Mr. Socheatvong was at the park to tour the activities hosted by City Hall during this year’s three-day holiday, including a number of stations dedicated to the making of “ambok,” a traditional flattened rice snack.
The government canceled the festival’s beloved boat races earlier this month, citing low water levels on the Tonle Sap river and the need to reallocate resources to help farmers affected by the wet season’s meager rainfall.
“We don’t have the boat-racing program this year, but we have replaced it with other programs …like the ambok-making ceremony, Bassac opera performances and a lantern-floating ceremony in front of the Royal Palace,” said Chum Vuthy, director of the municipal department of culture and fine arts.
As Mr. Socheatvong showed off his own ambok-making skills to onlookers and television cameras, City Hall spokesman Long Dimanche conceded that the absence of the races was having an effect on festivalgoers’ spirits.
“If we had the boat races, it would make us happier,” Mr. Dimanche said, estimating that about 2,000 people would take in the activities at Wat Phnom and that “no less than 50,000” had participated in events across the city on Tuesday, which included concerts and a fireworks display.
Previous Water Festivals have drawn crowds in the millions.
Chey Hom, 38, who lives in Kandal province and arrived in Phnom Penh by motorbike on Wednesday morning with his two daughters, said that while the activities planned by City Hall were somewhat entertaining, he missed the boats.

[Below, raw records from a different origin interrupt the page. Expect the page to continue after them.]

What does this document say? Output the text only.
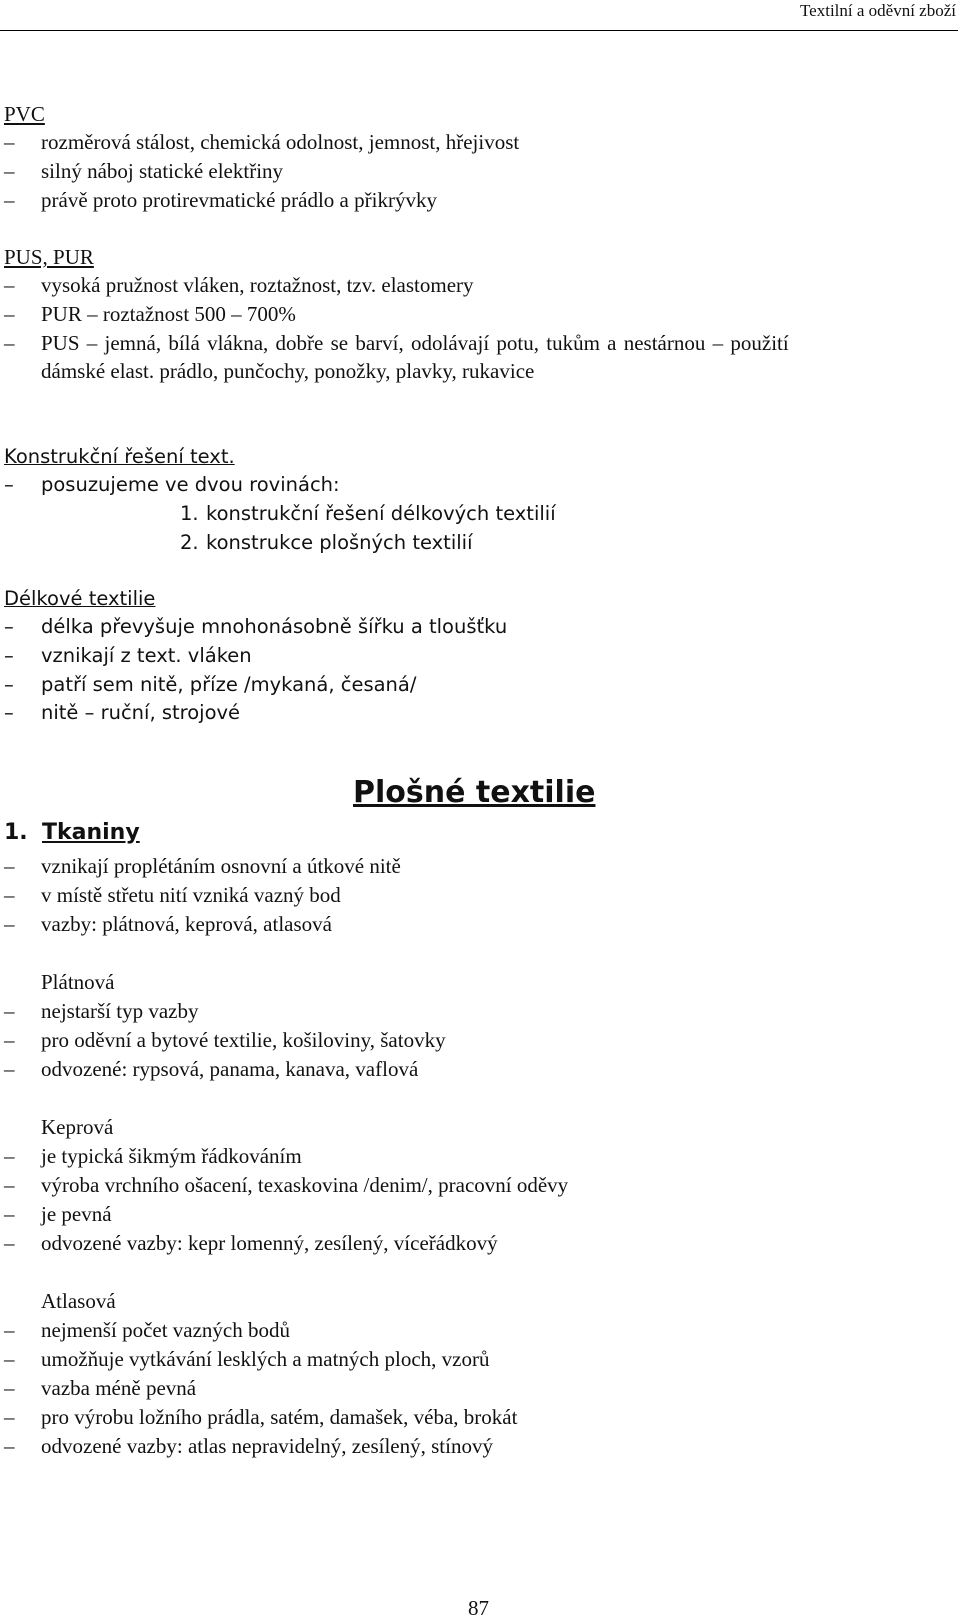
Textilní a oděvní zboží
PVC
– rozměrová stálost, chemická odolnost, jemnost, hřejivost
– silný náboj statické elektřiny
– právě proto protirevmatické prádlo a přikrývky
PUS, PUR
– vysoká pružnost vláken, roztažnost, tzv. elastomery
– PUR – roztažnost 500 – 700%
– PUS – jemná, bílá vlákna, dobře se barví, odolávají potu, tukům a nestárnou – použití
dámské elast. prádlo, punčochy, ponožky, plavky, rukavice
Konstrukční řešení text.
– posuzujeme ve dvou rovinách:
1. konstrukční řešení délkových textilií
2. konstrukce plošných textilií
Délkové textilie
– délka převyšuje mnohonásobně šířku a tloušťku
– vznikají z text. vláken
– patří sem nitě, příze /mykaná, česaná/
– nitě – ruční, strojové
Plošné textilie
1. Tkaniny
– vznikají proplétáním osnovní a útkové nitě
– v místě střetu nití vzniká vazný bod
– vazby: plátnová, keprová, atlasová
Plátnová
– nejstarší typ vazby
– pro oděvní a bytové textilie, košiloviny, šatovky
– odvozené: rypsová, panama, kanava, vaflová
Keprová
– je typická šikmým řádkováním
– výroba vrchního ošacení, texaskovina /denim/, pracovní oděvy
– je pevná
– odvozené vazby: kepr lomenný, zesílený, víceřádkový
Atlasová
– nejmenší počet vazných bodů
– umožňuje vytkávání lesklých a matných ploch, vzorů
– vazba méně pevná
– pro výrobu ložního prádla, satém, damašek, véba, brokát
– odvozené vazby: atlas nepravidelný, zesílený, stínový
87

“I don’t feel so happy because I am afraid that boat racing will disappear forever. It should be organized every year because it is our tradition,” Mr. Hom said.
“The replacements can make me feel happy, too, but not fully, like when there was the boat racing,” he added. “I want to know how strong Khmer people are and which province finishes No. 1 in the boat race…. That’s why I always come to see the festival.”
Stationed in front of the Royal Palace during last night’s lantern ceremony, soft-drink seller Phal Sophorn, 23, said that while she did not miss the boat races, their absence was hurting her sales.
“This year, my sales are not so good because I have seen less people than the year before, when there was the boat race,” she said. “I still feel normal, but it is just difficult for me to sell any drinks.”